Recherche et prévision
 
A ce jour, ce procédé est le seul au monde qui combine recherche et prévision en matière d'avalanche. Les échanges entre prévisionnistes et chercheurs ont un impact important à la fois sur le plan théorique et pratique. Davos peut ainsi fournir des bulletins et des informations aux autorités locales et leur permettre d'établir des cartes de risque.

Le projet RAMMS facilitera la réalisation de ces cartes. Les prévisionnistes et les ingénieurs veulent connaître la taille, la vitesse et la force d'une avalanche ou d'une coulée de boue. Des données qu'il sera possible de fournir grâce à cet outil.

L'impact des éboulements
 
Mais si la modélisation des avalanches est bien avancée, l'évaluation des éboulements, par contre, nécessite, encore pas mal de travail. Ils ont lieu le plus souvent au printemps et en automne, déclenchés par la fonte rapide des neiges et des orages violents. L'année dernière, ils ont tué six personnes en Suisse.

L'institut davosien estime que depuis 30 ans, il y a eu 500 éboulements d'importance causant la mort de 20 personnes et provoquant des dégâts aux infrastructures à hauteur de 360 millions de francs suisse.

L'objectif est de mesurer l'ensemble de ces phénomènes – pas seulement les avalanches – de manière à établir des cartes de risques complètes.

Calculer les interactions
 
Actuellement, le module avalanche peut calculer l'interaction entre l'accumulation de neige et la formation d'une avalanche. Concernant les chutes de pierre, le système RAMMS fournit un aperçu de la trajectoire des rochers, leur vitesse et l'ampleur de leurs rebondissements.
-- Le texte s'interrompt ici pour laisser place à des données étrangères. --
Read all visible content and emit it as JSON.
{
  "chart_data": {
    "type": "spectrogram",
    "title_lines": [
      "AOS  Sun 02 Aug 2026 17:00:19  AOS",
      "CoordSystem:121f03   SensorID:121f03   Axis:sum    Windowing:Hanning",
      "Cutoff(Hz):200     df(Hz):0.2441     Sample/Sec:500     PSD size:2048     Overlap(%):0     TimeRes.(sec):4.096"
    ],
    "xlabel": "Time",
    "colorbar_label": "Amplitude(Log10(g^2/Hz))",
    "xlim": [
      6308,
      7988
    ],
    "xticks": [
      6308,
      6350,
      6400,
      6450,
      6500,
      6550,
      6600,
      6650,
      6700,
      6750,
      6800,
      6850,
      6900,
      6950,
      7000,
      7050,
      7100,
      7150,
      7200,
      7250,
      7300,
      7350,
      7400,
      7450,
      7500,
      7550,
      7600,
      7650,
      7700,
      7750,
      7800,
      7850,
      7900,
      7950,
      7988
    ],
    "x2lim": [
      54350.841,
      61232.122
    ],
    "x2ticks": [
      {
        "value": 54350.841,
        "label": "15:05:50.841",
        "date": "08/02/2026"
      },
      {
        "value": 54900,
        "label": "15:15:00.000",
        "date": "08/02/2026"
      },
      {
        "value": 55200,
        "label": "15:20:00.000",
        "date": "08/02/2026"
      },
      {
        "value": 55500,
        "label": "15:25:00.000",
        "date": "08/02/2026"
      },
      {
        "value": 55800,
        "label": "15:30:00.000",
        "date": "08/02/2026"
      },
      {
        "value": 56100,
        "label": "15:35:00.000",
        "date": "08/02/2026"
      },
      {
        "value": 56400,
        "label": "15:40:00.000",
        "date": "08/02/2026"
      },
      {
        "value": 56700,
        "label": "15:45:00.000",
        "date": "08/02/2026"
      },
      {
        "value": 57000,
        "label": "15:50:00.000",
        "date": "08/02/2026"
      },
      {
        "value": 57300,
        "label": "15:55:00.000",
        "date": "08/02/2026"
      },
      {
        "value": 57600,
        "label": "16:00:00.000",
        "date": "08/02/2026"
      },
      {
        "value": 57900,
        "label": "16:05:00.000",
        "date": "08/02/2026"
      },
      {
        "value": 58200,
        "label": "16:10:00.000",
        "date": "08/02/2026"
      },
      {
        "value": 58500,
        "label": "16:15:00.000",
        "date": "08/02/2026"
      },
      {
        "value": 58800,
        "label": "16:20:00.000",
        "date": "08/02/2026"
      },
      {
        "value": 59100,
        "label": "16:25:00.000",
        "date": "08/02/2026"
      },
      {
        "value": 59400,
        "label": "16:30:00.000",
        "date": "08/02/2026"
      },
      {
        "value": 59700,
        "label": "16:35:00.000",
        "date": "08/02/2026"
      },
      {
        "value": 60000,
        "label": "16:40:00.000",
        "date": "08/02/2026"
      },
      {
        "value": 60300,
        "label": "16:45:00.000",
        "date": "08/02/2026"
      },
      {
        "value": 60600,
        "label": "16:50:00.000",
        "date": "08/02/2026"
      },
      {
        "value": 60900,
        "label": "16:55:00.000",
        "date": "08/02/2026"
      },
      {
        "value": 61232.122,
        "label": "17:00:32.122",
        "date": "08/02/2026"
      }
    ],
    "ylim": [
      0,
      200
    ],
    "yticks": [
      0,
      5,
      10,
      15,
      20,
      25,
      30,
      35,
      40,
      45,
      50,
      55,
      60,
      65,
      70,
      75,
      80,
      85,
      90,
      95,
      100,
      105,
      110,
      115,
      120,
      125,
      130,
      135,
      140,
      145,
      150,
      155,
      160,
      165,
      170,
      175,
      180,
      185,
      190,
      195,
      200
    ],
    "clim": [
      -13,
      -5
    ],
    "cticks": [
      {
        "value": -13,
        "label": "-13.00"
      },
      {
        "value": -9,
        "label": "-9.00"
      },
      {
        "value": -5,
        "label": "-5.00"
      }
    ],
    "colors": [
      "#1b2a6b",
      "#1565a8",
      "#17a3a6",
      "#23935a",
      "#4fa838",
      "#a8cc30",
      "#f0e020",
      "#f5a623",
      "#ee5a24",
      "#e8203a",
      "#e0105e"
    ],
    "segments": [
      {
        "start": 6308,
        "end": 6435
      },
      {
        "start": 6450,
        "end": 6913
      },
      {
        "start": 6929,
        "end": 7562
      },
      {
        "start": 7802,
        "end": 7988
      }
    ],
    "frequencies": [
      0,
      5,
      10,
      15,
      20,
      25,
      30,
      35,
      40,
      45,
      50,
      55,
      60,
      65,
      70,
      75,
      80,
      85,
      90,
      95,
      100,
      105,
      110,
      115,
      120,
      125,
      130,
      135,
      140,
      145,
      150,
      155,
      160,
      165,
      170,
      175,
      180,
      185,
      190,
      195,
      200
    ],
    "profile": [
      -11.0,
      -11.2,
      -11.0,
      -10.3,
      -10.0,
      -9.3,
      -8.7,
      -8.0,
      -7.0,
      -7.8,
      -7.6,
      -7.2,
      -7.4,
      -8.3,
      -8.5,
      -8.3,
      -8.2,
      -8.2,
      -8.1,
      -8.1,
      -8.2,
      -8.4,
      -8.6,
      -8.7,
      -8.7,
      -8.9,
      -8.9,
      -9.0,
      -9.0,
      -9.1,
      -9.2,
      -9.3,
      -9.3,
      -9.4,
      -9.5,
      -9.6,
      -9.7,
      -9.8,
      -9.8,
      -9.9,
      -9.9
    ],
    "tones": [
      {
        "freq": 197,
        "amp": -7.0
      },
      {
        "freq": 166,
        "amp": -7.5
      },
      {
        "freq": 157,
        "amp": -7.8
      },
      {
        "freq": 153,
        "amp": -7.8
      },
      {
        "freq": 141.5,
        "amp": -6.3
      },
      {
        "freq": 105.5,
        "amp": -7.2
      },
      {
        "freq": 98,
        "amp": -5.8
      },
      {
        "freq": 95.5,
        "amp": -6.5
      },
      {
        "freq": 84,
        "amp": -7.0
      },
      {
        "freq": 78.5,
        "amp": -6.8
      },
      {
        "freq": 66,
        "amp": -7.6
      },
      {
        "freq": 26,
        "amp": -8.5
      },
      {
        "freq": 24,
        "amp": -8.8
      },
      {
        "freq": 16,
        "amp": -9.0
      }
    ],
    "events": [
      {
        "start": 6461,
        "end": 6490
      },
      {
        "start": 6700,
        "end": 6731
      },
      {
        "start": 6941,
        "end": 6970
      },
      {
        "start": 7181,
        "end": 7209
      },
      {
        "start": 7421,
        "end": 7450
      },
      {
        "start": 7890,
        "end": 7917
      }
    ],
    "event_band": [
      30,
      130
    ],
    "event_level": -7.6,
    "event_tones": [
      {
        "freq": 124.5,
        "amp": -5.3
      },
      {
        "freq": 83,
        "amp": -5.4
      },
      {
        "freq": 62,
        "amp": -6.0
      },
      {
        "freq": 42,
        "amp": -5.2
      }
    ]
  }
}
Il permet également d'évaluer l'interaction entre l'eau et le terrain en cas d'éboulement. Le travail de l'Institut a certainement déjà contribué à sauver des vies humaines.

A cet égard on peut citer l'exemple de l'hiver 1999. Par l'abondance de la neige, ils était comparable à l'hiver 1951. Cette année là, une centaine de personnes étaient mortes dans des avalanches, alors qu'en 1999, elles ont fait moins de 20 victimes. Pourtant les régions à risque étaient bien plus peuplées qu'en 1951.